Я взяла в руки желтый клочок бумаги, повертела в руках. Это была старая вырезка из газеты: с одной стороны — сплошной текст, речь в котором шла о сорняках, заглушивших поля колхоза «Рассвет», а с другой — маленькая, буквально в пятьдесят строк, заметочка с дубовым названием «Комсомольский вожак» и не очень качественным фото: мужчина с аккуратным пробором, в пиджаке и галстуке, напряженно смотрел куда-то вбок.
— Ну читай, читай, — поторопила меня Нина Никаноровна.
Читать про сорняки я не стала, поскольку сомневалась, что вырезка была сделана ради них, скорее уж ради комсомольского вожака.

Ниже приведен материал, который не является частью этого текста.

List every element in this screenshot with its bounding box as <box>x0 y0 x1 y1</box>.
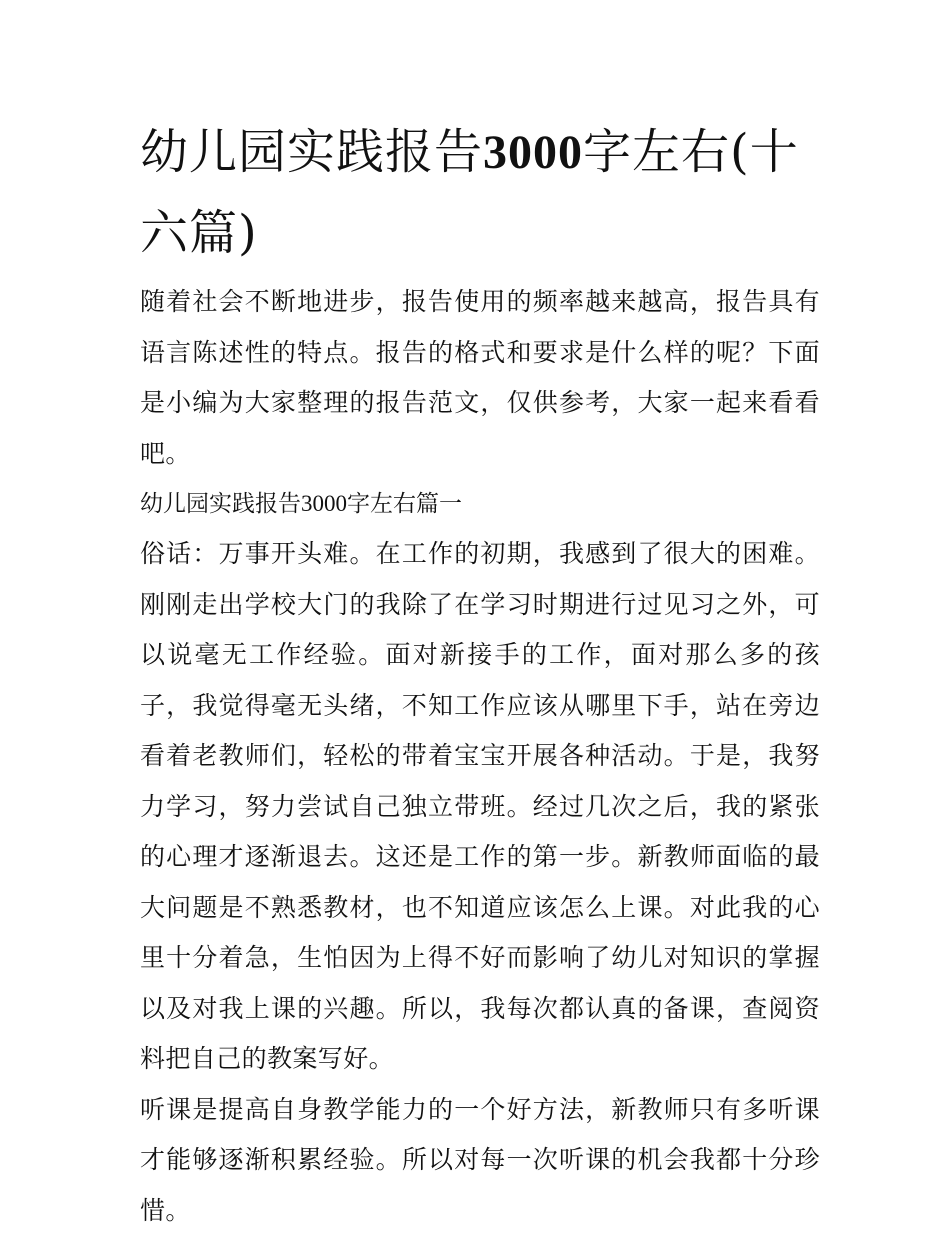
section-heading: 幼儿园实践报告3000字左右篇一 <box>140 479 820 529</box>
body-paragraph-2: 听课是提高自身教学能力的一个好方法，新教师只有多听课才能够逐渐积累经验。所以对每一次听课的机会我都十分珍惜。 <box>140 1085 820 1236</box>
intro-paragraph: 随着社会不断地进步，报告使用的频率越来越高，报告具有语言陈述性的特点。报告的格式和要求是什么样的呢？下面是小编为大家整理的报告范文，仅供参考，大家一起来看看吧。 <box>140 277 820 479</box>
number-text: 3000 <box>301 491 347 516</box>
document-title: 幼儿园实践报告3000字左右(十六篇) <box>140 112 820 273</box>
number-text: 3000 <box>483 126 583 179</box>
body-paragraph-1: 俗话：万事开头难。在工作的初期，我感到了很大的困难。刚刚走出学校大门的我除了在学习时期进行过见习之外，可以说毫无工作经验。面对新接手的工作，面对那么多的孩子，我觉得毫无头绪，不知工作应该从哪里下手，站在旁边看着老教师们，轻松的带着宝宝开展各种活动。于是，我努力学习，努力尝试自己独立带班。经过几次之后，我的紧张的心理才逐渐退去。这还是工作的第一步。新教师面临的最大问题是不熟悉教材，也不知道应该怎么上课。对此我的心里十分着急，生怕因为上得不好而影响了幼儿对知识的掌握以及对我上课的兴趣。所以，我每次都认真的备课，查阅资料把自己的教案写好。 <box>140 529 820 1085</box>
document-body <box>140 277 820 1236</box>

И я скороговоркой перебрала строчки заметки, повествующей о первом секретаре Пролетарского райкома ВЛКСМ Игоре Пашкове, под руководством которого, если верить написанному, бурная комсомольская деятельность достигла заоблачных высот. Судя по всему, речь шла о довольно-таки замшелых временах ударных пятилеток и переходящих красных знамен.
Первое, что я сделала, порылась в старых газетных подшивках и выяснила, что заметка вырезана из «Губернского вестника», в котором я отработала два года и из которого уволилась две недели назад по причинам, речь о которых еще впереди. Впрочем, тогда еще «Губернский вестник» напыщенно и многозначительно назывался «Свет маяков», но это не так уж важно. Важнее, что заметка о комсомольском вожаке была напечатана седьмого августа 1983 года, то есть за четыре дня до Наташкиного исчезновения!